Physical characteristics
- Mouth: Chulym
- • coordinates: 54°38′37″N 78°16′0″E﻿ / ﻿54.64361°N 78.26667°E
- Length: 387 km (240 mi)

Basin features
- Progression: Chulym → Malye Chany

= Kargat (river) =

The Kargat (Каргат) is a river in Novosibirsk Oblast, Russia. It is a right tributary of the Chulym. The Kargat is 387 km in length, with a drainage basin of 7210 km2.

==Course==
The river begins in the southern sections of the Vasyugan Swamp, at 143 m above sea level and flows in a southwesterly direction over the Baraba Steppe roughly parallel to the Chulym River.
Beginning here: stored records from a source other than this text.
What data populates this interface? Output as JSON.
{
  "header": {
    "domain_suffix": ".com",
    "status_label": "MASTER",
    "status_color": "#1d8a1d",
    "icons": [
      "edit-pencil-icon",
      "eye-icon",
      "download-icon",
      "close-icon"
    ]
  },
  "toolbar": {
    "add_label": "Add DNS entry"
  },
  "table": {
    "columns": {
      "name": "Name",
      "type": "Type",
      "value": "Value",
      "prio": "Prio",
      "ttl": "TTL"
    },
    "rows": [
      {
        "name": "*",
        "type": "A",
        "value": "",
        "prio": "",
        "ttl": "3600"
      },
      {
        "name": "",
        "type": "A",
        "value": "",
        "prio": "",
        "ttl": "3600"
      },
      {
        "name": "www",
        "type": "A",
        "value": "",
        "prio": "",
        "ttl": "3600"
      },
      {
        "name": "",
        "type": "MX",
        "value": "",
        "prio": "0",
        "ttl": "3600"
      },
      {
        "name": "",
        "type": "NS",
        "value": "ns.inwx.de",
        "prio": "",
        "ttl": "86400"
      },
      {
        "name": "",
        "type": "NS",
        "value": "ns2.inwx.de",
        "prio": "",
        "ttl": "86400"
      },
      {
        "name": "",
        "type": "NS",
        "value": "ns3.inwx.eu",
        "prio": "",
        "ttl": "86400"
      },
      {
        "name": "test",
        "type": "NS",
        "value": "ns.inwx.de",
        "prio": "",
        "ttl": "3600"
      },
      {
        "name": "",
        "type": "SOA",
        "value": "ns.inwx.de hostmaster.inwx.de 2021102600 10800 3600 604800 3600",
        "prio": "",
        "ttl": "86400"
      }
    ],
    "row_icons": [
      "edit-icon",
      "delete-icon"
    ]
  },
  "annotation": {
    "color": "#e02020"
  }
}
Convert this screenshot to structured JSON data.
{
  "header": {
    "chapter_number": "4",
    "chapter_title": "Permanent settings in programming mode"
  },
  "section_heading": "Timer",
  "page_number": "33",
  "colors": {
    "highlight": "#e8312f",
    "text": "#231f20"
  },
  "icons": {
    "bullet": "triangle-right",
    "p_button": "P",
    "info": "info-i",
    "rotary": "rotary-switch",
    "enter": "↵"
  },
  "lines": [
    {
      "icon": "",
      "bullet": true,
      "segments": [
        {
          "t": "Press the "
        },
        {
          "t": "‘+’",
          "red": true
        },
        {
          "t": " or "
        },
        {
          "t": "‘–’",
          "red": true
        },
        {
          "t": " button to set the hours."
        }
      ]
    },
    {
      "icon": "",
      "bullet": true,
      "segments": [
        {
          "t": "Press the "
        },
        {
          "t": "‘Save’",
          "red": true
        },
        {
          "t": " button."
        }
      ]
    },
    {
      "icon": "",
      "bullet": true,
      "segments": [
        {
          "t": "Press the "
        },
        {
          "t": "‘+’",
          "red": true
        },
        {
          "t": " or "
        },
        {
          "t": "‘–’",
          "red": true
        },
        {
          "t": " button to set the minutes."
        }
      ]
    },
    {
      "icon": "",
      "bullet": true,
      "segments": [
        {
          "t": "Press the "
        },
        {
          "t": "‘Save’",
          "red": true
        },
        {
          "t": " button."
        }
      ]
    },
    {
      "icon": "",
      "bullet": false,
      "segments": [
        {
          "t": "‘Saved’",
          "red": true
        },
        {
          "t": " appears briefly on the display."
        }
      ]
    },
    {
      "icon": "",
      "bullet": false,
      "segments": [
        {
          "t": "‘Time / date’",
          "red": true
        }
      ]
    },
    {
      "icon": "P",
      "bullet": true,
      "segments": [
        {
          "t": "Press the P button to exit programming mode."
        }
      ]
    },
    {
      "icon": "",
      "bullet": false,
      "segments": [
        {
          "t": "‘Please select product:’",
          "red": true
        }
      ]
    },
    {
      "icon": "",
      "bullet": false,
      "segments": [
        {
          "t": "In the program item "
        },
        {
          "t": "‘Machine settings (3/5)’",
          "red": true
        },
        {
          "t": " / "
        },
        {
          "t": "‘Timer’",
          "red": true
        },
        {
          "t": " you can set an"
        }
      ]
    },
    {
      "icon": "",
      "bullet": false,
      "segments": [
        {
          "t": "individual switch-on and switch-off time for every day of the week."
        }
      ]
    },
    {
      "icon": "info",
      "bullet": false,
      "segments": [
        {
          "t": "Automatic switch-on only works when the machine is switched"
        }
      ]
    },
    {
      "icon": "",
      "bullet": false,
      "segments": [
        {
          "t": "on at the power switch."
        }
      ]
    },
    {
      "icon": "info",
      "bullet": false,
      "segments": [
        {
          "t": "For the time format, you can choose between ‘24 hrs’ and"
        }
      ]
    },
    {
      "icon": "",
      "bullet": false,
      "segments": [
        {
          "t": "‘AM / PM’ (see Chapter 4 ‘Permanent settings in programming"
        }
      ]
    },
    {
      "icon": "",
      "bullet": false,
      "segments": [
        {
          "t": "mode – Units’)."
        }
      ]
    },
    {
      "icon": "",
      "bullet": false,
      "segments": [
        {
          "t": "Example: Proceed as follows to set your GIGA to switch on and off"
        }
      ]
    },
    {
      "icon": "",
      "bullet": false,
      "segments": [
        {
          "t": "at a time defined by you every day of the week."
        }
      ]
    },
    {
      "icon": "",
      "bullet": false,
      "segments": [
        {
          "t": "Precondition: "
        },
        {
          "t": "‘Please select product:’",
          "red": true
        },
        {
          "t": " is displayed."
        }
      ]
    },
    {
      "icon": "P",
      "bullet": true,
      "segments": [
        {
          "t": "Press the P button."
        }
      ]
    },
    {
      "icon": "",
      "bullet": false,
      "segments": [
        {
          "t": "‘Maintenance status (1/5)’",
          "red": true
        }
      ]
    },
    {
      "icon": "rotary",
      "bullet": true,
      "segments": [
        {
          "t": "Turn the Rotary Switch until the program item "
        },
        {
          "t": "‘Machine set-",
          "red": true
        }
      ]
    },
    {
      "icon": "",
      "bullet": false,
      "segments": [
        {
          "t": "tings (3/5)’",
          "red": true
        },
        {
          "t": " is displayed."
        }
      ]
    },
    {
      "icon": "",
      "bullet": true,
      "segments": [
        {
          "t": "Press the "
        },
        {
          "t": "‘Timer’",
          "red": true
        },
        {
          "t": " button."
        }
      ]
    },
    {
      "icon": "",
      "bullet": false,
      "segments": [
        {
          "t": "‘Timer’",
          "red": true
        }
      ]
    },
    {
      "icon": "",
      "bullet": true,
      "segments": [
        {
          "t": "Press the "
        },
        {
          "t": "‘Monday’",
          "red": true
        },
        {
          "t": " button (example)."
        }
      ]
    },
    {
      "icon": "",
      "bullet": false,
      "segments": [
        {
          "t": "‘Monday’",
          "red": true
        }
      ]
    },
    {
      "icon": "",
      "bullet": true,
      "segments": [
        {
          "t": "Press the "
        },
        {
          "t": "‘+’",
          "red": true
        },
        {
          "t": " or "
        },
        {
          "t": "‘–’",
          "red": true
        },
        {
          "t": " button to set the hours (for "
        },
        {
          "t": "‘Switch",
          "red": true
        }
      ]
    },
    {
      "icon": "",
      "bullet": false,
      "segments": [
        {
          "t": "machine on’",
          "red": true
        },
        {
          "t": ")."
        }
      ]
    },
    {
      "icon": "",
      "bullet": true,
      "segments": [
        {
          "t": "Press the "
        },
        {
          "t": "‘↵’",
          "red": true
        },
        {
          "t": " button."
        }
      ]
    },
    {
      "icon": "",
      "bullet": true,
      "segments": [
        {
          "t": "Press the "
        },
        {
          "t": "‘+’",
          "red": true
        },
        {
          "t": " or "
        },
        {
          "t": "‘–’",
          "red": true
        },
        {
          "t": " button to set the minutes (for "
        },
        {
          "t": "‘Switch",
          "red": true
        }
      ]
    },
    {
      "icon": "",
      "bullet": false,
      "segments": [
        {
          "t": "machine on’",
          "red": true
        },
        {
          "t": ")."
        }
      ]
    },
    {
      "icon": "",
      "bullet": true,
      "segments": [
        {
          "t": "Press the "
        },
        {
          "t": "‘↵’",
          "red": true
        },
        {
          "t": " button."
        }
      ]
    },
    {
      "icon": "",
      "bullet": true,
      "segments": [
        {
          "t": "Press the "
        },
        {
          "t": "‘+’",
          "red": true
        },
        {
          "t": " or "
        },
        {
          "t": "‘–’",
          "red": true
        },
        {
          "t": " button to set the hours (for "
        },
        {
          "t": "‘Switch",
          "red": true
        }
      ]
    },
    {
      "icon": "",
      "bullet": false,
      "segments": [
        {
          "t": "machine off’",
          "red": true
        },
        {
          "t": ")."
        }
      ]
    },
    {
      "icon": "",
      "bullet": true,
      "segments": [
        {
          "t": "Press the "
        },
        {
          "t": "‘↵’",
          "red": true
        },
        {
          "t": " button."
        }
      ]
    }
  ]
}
Finally it joins the left bank of the Chulym at an elevation of 110 m, shortly before its mouth in lake Malye Chany. A significant part of its waters either evaporates or is infiltrated in the ground, and the average discharge at the village of Nizhny Kargat, 36 km from its mouth, is just 8.54 m3/s. In its lower reaches the river is some 30 m wide and 2 m deep, with a flow rate of 0.1 m/s. The Kargat has no major tributaries. Lake Kargan is located within its basin.

In its middle course is the town of Kargat, named after the river. Here the river is crossed by the Trans-Siberian Railway and the M51 highway.

The Kargat is frozen over from November to April or May.